В «Секундочке», конечно, продают и вещи, но главным образом там стоят пакеты и коробки с соленой, сладкой, вредоносной едой, а также мухобойки и карандаши с ненужными резинками, изготовленные в Китае, а здесь, в этом большом демонстрационном зале, Ахмад чувствует себя приобщенным к армии торговли, и, несмотря на близость к Богу, чьей всего лишь тенью являются все материальные вещи, он взволнован. Ведь и сам Пророк был торговцем. «Не устает человек призывать добро» – сказано в сорок первой суре. Среди добра должно быть и производство во всем мире. Ахмад молод: у него полно времени, рассуждает он, чтобы получить прощение за материализм, если прощение потребуется. Бог ближе к нему, чем вена на шее, и Он знает, каково жаждать комфорта, иначе Он не сделал бы грядущую жизнь такой комфортабельной: в Раю есть и ковры, и диваны, как утверждает Коран.
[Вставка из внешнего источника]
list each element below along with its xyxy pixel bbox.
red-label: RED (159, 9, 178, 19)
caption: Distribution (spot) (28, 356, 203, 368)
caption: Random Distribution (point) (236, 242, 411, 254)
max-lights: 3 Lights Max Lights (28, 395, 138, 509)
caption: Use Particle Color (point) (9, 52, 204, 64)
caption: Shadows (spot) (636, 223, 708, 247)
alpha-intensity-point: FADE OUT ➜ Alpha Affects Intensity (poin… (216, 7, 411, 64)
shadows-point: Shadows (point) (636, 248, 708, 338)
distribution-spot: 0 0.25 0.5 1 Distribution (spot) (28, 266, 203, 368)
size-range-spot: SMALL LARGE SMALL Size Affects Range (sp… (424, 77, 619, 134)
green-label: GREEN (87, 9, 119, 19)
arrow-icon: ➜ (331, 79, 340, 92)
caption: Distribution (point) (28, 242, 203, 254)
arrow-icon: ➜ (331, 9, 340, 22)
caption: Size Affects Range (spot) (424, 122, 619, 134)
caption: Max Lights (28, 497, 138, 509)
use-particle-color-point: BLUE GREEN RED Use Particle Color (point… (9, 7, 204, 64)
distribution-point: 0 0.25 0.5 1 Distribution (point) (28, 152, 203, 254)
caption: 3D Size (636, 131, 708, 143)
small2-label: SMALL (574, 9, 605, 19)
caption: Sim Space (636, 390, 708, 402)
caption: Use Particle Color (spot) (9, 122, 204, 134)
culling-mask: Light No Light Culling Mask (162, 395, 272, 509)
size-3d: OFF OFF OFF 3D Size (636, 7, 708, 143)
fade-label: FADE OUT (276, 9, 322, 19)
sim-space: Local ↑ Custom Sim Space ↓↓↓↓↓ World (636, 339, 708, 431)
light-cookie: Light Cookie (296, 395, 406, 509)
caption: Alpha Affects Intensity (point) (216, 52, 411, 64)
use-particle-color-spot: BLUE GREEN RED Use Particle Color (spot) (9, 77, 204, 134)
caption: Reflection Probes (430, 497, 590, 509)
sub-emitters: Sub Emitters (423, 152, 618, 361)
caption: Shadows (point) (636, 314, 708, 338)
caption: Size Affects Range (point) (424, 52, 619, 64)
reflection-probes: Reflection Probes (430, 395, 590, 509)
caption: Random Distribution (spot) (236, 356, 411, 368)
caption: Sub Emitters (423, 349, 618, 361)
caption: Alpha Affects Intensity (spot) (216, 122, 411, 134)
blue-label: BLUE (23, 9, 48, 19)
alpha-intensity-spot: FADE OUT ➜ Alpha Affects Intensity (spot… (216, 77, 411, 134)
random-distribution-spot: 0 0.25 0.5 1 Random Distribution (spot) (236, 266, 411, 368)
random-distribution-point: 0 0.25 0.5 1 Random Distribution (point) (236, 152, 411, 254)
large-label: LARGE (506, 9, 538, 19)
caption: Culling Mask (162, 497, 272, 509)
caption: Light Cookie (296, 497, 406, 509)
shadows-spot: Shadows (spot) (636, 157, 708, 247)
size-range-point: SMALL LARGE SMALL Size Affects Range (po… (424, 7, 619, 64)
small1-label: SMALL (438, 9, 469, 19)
Ахмада ведут посмотреть на грузовик – его будущий грузовик. Чарли ведет его за столы, потом по коридору, скупо освещенному через слуховое окно, усеянное упавшими ветками, листьями и крылатыми семенами. В коридоре стоит бачок с охлажденной водой, висит календарь, перенумерованные квадратики которого исписаны датами поставок, и, как со временем поймет Ахмад, грязные табельные часы, а на стене – полка для карточек, на которых служащие отмечают время прихода и ухода.

Чарли открывает дверь, и там стоит грузовик, задом к погрузочной платформе из толстых досок под выступающей крышей. Грузовик – высокая оранжевая коробка, оба конца которой укреплены металлическими полосами, – поражает Ахмада, видящего такое впервые, а погрузочная платформа кажется ему большим тупоголовым животным, слишком близко подошедшим к платформе и упершимся в нее носом, словно в поисках еды. На его оранжевом боку, не таком ярком из-за дорожной грязи, скошенная синяя надпись с обведенным золотом словом «Превосходная», а под ним черными крупными буквами вывеска «МЕБЕЛЬ ДЛЯ ДОМА» и более мелкими – адрес и номер телефона. На задних колесах грузовика – двойные шины. С боков торчат большие зеркала в хромированной раме. Кабина плотно, без просвета, притаранена к основному корпусу. Машина большая, но удобная.

– Это надежный старый зверь, – говорит Чарли. – Она прошла сто десять тысяч миль и не имеет серьезных проблем. Садись и познакомься с ней. Не прыгай – пользуйся этими ступеньками. Меньше всего нам надо, чтобы ты в первый же рабочий день сломал себе щиколотку.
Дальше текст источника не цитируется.